In this story, I want to show how it is possible to use an encoder-only model’s pre-trained weights to give us a head start for fine-tuning. In this example, we will train a summarization model with BERT as both encoder and decoder.
The Huggingface Library introduced a new API some time ago that makes it possible to mix and match different pre-trained models. It is highly flexible and makes our job super easy! But, let’s see the concept before jumping into the code. What should be done to make BERT (an encoder model) works in a seq2seq setting?

Keep in mind that other elements in the demonstrated networks in Fig. 2 are removed for simplicity! To make a simple comparison, each block (layer) of the encoder-only model (left) consists of a self-attention followed by a linear layer. At the same time, the encoder-decoder network (right) also has a cross-attention connection in each layer. The cross-attention layer enables the model to condition the predictions based on the input.
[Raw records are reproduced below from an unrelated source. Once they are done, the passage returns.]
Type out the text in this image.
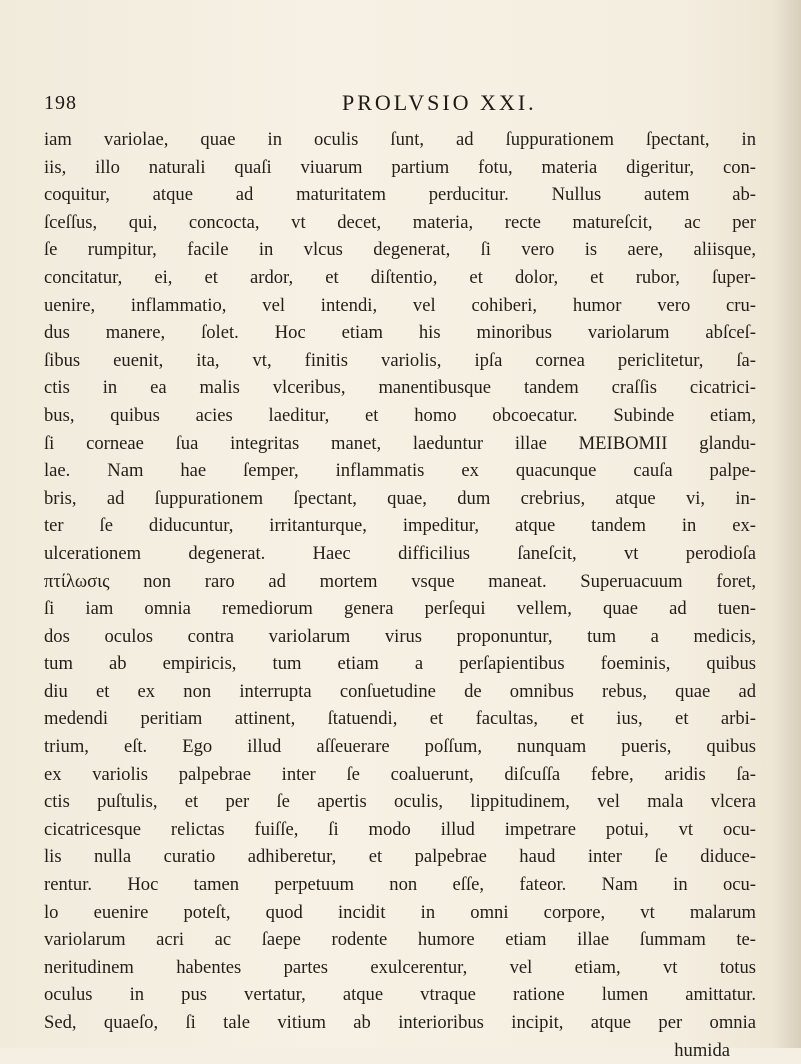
198	PROLVSIO XXI.
iam variolae, quae in oculis ſunt, ad ſuppurationem ſpectant, in
iis, illo naturali quaſi viuarum partium fotu, materia digeritur, con-
coquitur, atque ad maturitatem perducitur. Nullus autem ab-
ſceſſus, qui, concocta, vt decet, materia, recte matureſcit, ac per
ſe rumpitur, facile in vlcus degenerat, ſi vero is aere, aliisque,
concitatur, ei, et ardor, et diſtentio, et dolor, et rubor, ſuper-
uenire, inflammatio, vel intendi, vel cohiberi, humor vero cru-
dus manere, ſolet. Hoc etiam his minoribus variolarum abſceſ-
ſibus euenit, ita, vt, finitis variolis, ipſa cornea periclitetur, ſa-
ctis in ea malis vlceribus, manentibusque tandem craſſis cicatrici-
bus, quibus acies laeditur, et homo obcoecatur. Subinde etiam,
ſi corneae ſua integritas manet, laeduntur illae MEIBOMII glandu-
lae. Nam hae ſemper, inflammatis ex quacunque cauſa palpe-
bris, ad ſuppurationem ſpectant, quae, dum crebrius, atque vi, in-
ter ſe diducuntur, irritanturque, impeditur, atque tandem in ex-
ulcerationem degenerat. Haec difficilius ſaneſcit, vt perodioſa
πτίλωσις non raro ad mortem vsque maneat. Superuacuum foret,
ſi iam omnia remediorum genera perſequi vellem, quae ad tuen-
dos oculos contra variolarum virus proponuntur, tum a medicis,
tum ab empiricis, tum etiam a perſapientibus foeminis, quibus
diu et ex non interrupta conſuetudine de omnibus rebus, quae ad
medendi peritiam attinent, ſtatuendi, et facultas, et ius, et arbi-
trium, eſt. Ego illud aſſeuerare poſſum, nunquam pueris, quibus
ex variolis palpebrae inter ſe coaluerunt, diſcuſſa febre, aridis ſa-
ctis puſtulis, et per ſe apertis oculis, lippitudinem, vel mala vlcera
cicatricesque relictas fuiſſe, ſi modo illud impetrare potui, vt ocu-
lis nulla curatio adhiberetur, et palpebrae haud inter ſe diduce-
rentur. Hoc tamen perpetuum non eſſe, fateor. Nam in ocu-
lo euenire poteſt, quod incidit in omni corpore, vt malarum
variolarum acri ac ſaepe rodente humore etiam illae ſummam te-
neritudinem habentes partes exulcerentur, vel etiam, vt totus
oculus in pus vertatur, atque vtraque ratione lumen amittatur.
Sed, quaeſo, ſi tale vitium ab interioribus incipit, atque per omnia
humida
As it might be evident, it is impossible to use the BERT model directly as a decoder because the building blocks are not the same! In theory, it is easy to add the extra connection and set the applicable parts of the decoder using BERT’s weights. Then, we need to fine-tune the model to train these connections and the language model head weights. (Note: The language model head position is between the output and the last linear layer — it is not included in Fig. 2)
We can use Huggingface’s EncoderDecoderModel object to mix and match different pre-trained models. It will take care of adding the needed connections and weights by calling the .from_encoder_decoder_pretrained() method and specifying the encoder/decoder models. In the following example, we use BERT-base as both encoder and decoder.